His face reddened, his shoulders squared, and then he was off on a familiar tirade against that particular young lady, whom he swore he would not marry if she was the last woman left standing. She was, he declared, a vengeful harpy, a savage, with a very bad temper and possibly a tendency to insanity. He had not, in actual fact, seen the girl in some time and, as far as Lucy knew, all this fuss was simply because, years ago, Catherine Mallory bit him on the buttocks, right through his breeches. There was hardly a soul left in England who hadn’t heard the tale, or been shown the non-existent teeth marks. An elderly maiden aunt once fainted into her supper when Lance dropped his breeches abruptly to illustrate the story. He would never let anyone forget, nor would he ever forgive the miscreant, and although their father was eager for a match binding the upstart Collyer name to an ancient, noble family like the Mallorys of Dorset, whose pedigree reached back to the Norman Conquest, it would be an uphill struggle indeed to change Lancelot’s stubborn mind.

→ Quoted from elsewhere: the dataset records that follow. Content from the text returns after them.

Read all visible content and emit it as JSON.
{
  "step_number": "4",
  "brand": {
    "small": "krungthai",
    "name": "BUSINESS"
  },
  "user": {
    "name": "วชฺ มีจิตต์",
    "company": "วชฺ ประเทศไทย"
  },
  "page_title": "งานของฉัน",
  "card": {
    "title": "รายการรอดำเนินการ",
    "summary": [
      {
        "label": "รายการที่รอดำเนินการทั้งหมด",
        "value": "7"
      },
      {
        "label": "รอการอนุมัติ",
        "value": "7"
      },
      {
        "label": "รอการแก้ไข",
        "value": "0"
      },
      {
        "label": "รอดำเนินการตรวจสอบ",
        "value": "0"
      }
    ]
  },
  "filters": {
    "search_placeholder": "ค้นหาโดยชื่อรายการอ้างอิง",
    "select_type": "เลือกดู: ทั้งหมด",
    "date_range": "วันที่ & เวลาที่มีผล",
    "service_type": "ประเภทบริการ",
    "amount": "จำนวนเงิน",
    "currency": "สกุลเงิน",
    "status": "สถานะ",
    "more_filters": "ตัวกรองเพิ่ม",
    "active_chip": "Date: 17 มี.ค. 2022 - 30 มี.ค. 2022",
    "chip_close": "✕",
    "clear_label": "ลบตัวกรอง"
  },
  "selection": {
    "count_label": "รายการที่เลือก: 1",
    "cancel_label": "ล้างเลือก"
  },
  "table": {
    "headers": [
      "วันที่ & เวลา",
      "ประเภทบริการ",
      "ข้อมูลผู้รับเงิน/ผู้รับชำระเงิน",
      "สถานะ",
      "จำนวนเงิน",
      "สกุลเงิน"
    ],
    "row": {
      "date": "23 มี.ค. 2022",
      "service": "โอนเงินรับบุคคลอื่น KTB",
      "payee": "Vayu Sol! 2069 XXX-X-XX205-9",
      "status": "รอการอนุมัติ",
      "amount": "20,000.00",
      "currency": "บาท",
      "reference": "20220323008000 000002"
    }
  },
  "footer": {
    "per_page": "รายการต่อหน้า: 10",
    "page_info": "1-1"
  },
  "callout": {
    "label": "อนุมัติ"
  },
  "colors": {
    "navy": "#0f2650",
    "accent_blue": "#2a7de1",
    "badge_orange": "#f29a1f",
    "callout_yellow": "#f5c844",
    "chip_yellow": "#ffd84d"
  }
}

In the meantime, their father appeased his need for control by marrying his eldest daughter off.

Lance took her hand, bowed his handsome head and planted a kiss on her knuckles. “Now don’t forget. Write to me, Lucy, if you’re ever in need… of…anything.”

“And what shall you do?”

He straightened up, face flushed. “Help you, of course! You’re my damned little sister, after all. No matter how irritating.”

“Thank you, brother. I’ll remember that.”

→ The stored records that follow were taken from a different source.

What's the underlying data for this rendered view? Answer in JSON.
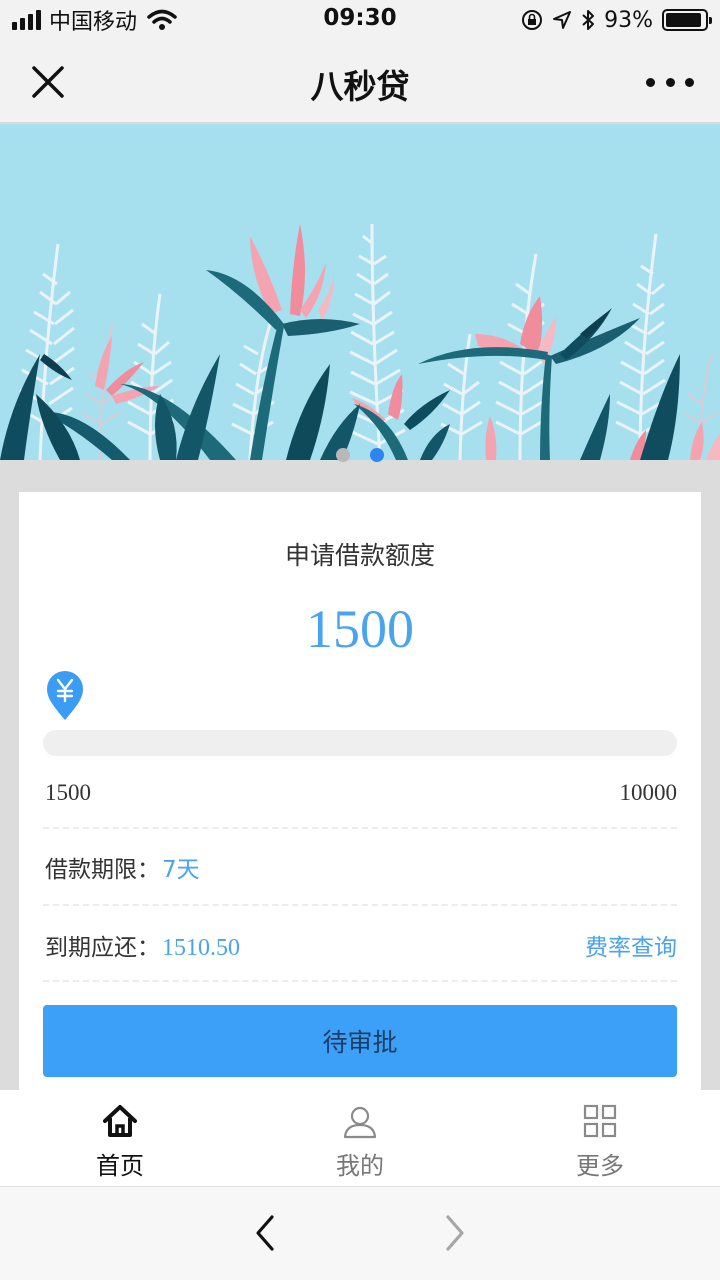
{
  "status_bar": {
    "carrier": "中国移动",
    "time": "09:30",
    "battery": "93%",
    "battery_level": 0.93,
    "icons": [
      "signal-icon",
      "wifi-icon",
      "orientation-lock-icon",
      "location-icon",
      "bluetooth-icon",
      "battery-icon"
    ]
  },
  "nav": {
    "title": "八秒贷",
    "close_icon": "close-icon",
    "more_icon": "more-icon"
  },
  "banner": {
    "page_count": 2,
    "active_page": 2
  },
  "loan": {
    "title": "申请借款额度",
    "amount": "1500",
    "currency_icon": "yuan-pin-icon",
    "min": "1500",
    "max": "10000",
    "slider_value": 1500,
    "term_label": "借款期限：",
    "term_value": "7天",
    "due_label": "到期应还：",
    "due_value": "1510.50",
    "rate_link": "费率查询",
    "submit_label": "待审批"
  },
  "tabs": [
    {
      "label": "首页",
      "icon": "home-icon",
      "active": true
    },
    {
      "label": "我的",
      "icon": "user-icon",
      "active": false
    },
    {
      "label": "更多",
      "icon": "grid-icon",
      "active": false
    }
  ],
  "browser": {
    "back_icon": "chevron-left-icon",
    "forward_icon": "chevron-right-icon"
  },
  "colors": {
    "accent": "#4aa3ee",
    "button": "#3da0f8",
    "banner_sky": "#a6e0ef",
    "leaf_dark": "#1d6a7a",
    "flower_pink": "#f4a4b0"
  }
}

“Yes…well.” He nodded, frowning. “Good night then and…good luck.”

Once her brother departed, she turned thankfully to her bed again, only to be stopped by yet another late-night visitor.

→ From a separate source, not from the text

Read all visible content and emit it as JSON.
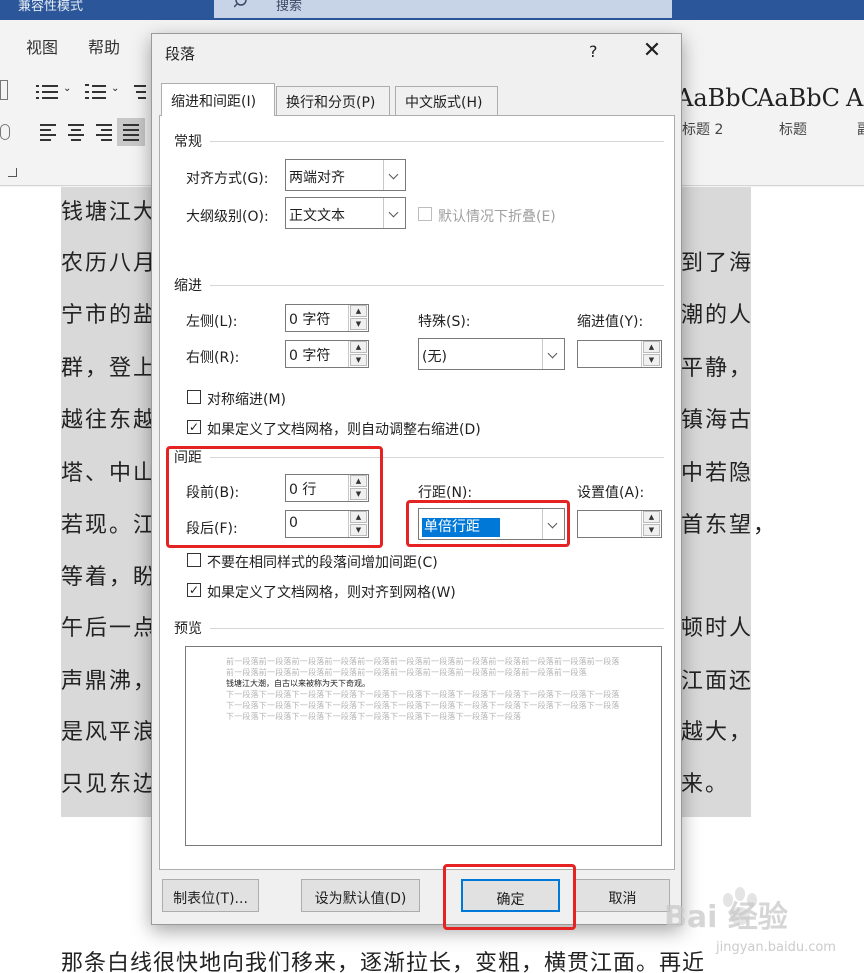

Sir Oliver Collyer was a tall, spare man with graying hair receding a good few inches from his brow, giving his head the appearance of a goose egg. To make up for the lack of coverage on top, he wore a bodkin beard and let his hair grow longer down the back, so it sat upon his shoulders and his wide, lace-trimmed ruff in a thin straggle. His second wife, for whom appearances were so important, constantly fought to make him cut his hair, but he stubbornly prevailed in the battle. He would not be told what to do, or how to cut his hair, by any woman.

His fortune was acquired through overseas trade and further increased by a successful money-lending service to various needy gentlemen, even the occasional peer of the realm. Twenty years ago he reached a pinnacle when he earned his Knighthood. Now he forgot how his own father was a mere shopkeeper, his mother an illiterate worsted weaver. Nothing was ever quite good enough for him. Other people disappointed more often than they pleased, and his eldest daughter knew she was the worst offender.

Rather than enter her chamber, he stood at the threshold, hands behind his back, head stooped so as not to bang his forehead on the lintel.

“I trust you’re well prepared for tomorrow,” he intoned gravely, his gaze skimming the room suspiciously, expecting, no doubt, to find several pots bubbling over with witches’ potions. All women were a mystery to her father, but none more than she. He never looked at her, she knew, without remembering she was the reason her mother died. Lucy had heard the servants say his first marriage was a love match, a most unusual thing, and her father had never fully recovered from the loss. In his eyes, it had been all Lucy’s fault. But surely, she thought sadly, since her mother almost died after Lancelot’s birth and had been advised by the physicians never to attempt another child, their father was at least partly to blame for the pregnancy occurring seven years later, bringing his daughter into the world and taking his wife out of it in the same breath.